I keep getting segment fault when using SIMD instructions to optimize matrix multiplication.
Here is the core computing part.
The matrices are stored like this:
a large vector<double> buf
of size (3 * 1025 * 1025) is allocated. matrix A starts from buf[0]
, matrix B starts from buf[1025]
and C starts from buf[1025*2]
. I performed various matrix multiplication with size of 4 to 1024. So they could all fit in this vector.
#include <immintrin.h>
#define BLOCK_SIZE 4
/*
* performs 4 * 4 matrix multiplication C=A*B
* C is 4-by-4, A is 4-by-4, and B is 4-by-4, column major matrices
* lda is the size of the large matrix.
*/
static void do_block(int lda4, double* A, double* B, double* C) {
int n=4;
for(int i=0; i<n; i++){ // process i th column
for(int j=0; j<n; j++){
__m256d c = _mm256_load_pd(C+j*lda);
c = _mm256_fmadd_pd(_mm256_load_pd(A+i*lda), _mm256_broadcast_sd(B+i+j*lda), c);
_mm256_store_pd(C+j*lda, c);
}
}
}
/* This routine performs a dgemm operation
* C := C + A * B
* where A, B, and C are lda-by-lda matrices stored in column-major format.

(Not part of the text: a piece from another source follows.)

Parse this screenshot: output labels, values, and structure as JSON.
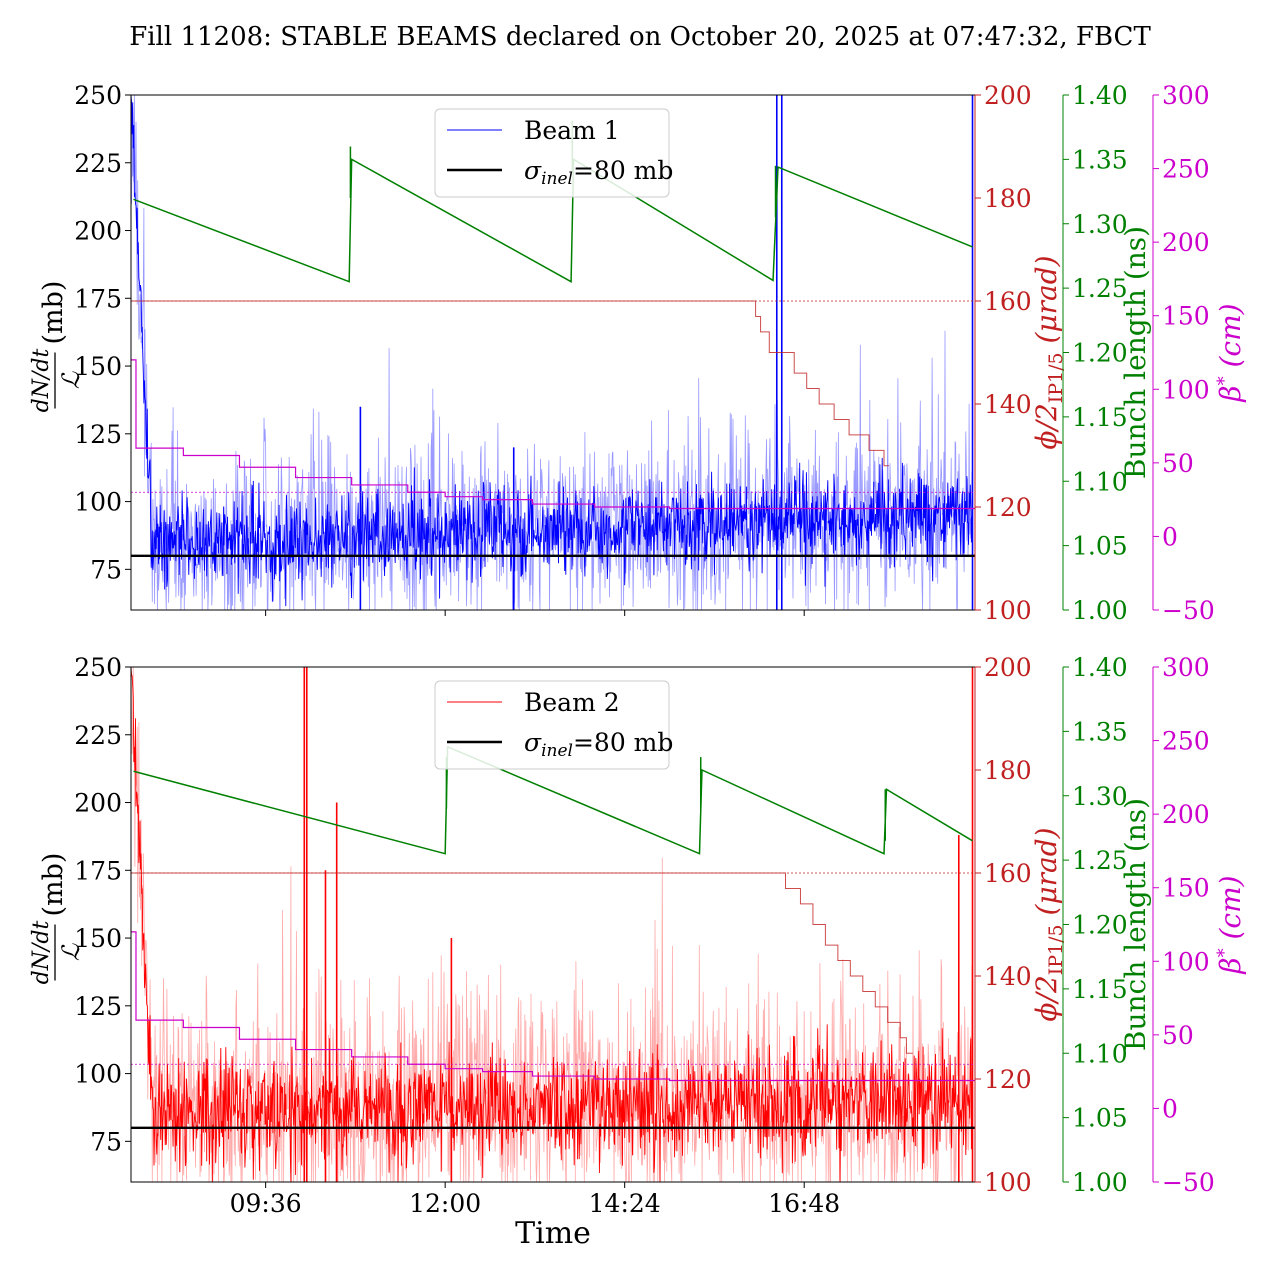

* On exit, A and B maintain their input values. */
void square_dgemm(int lda, double* A, double* B, double* C) {
for (int j = 0; j < lda; j += BLOCK_SIZE) {
// Accumulate block dgemms into block of C
for (int k = 0; k < lda; k += BLOCK_SIZE) {
// For each block-row of A
for (int i = 0; i < lda; i += BLOCK_SIZE) {
do_block(lda, A + i + k * lda, B + k + j * lda, C + i + j * lda);
}
}
}
}
The weird thing is: When I change the vector from size of (3 * 1025 * 1025) to (3 * 1024 * 1024), it gives me segment fault.
My questions are:
- I have learnt that these instructions require aligned data. Indeed replacing by unaligned versions like
_mm256_loadu_pd
eliminates this error. However, since size of(3 * 1024 * 1024 * sizeof(double)) % 32 bytes == 0
, isn't it 32 bytes-aligned or I misunderstood the concept? - I have allocated very large contiguous space, and why it crashes from the beginning, when performing small mat mul (4*4)? I thought that as long as I calling
_mm256_load_pd(addr)
with at least 32 bytes allocated starting fromaddr
, it won't crash, am I wrong? - Why it doesn't crash on
buf
of (3 * 1025 * 1025), but crashes on (3 * 1024 * 1024) ? It seems doesn't crashes when the size is an odd number, like 1025, 1027, 1029 and always crash when the number is even, like 1024, 1026.
The code was compiled using GCC, with -march=native and -O3. The CPU supports FMA, AVX and AVX2. The machine is Google Cloud VM, the CPU is Intel Xeon which I cannot get the exact model. Thanks for your advice!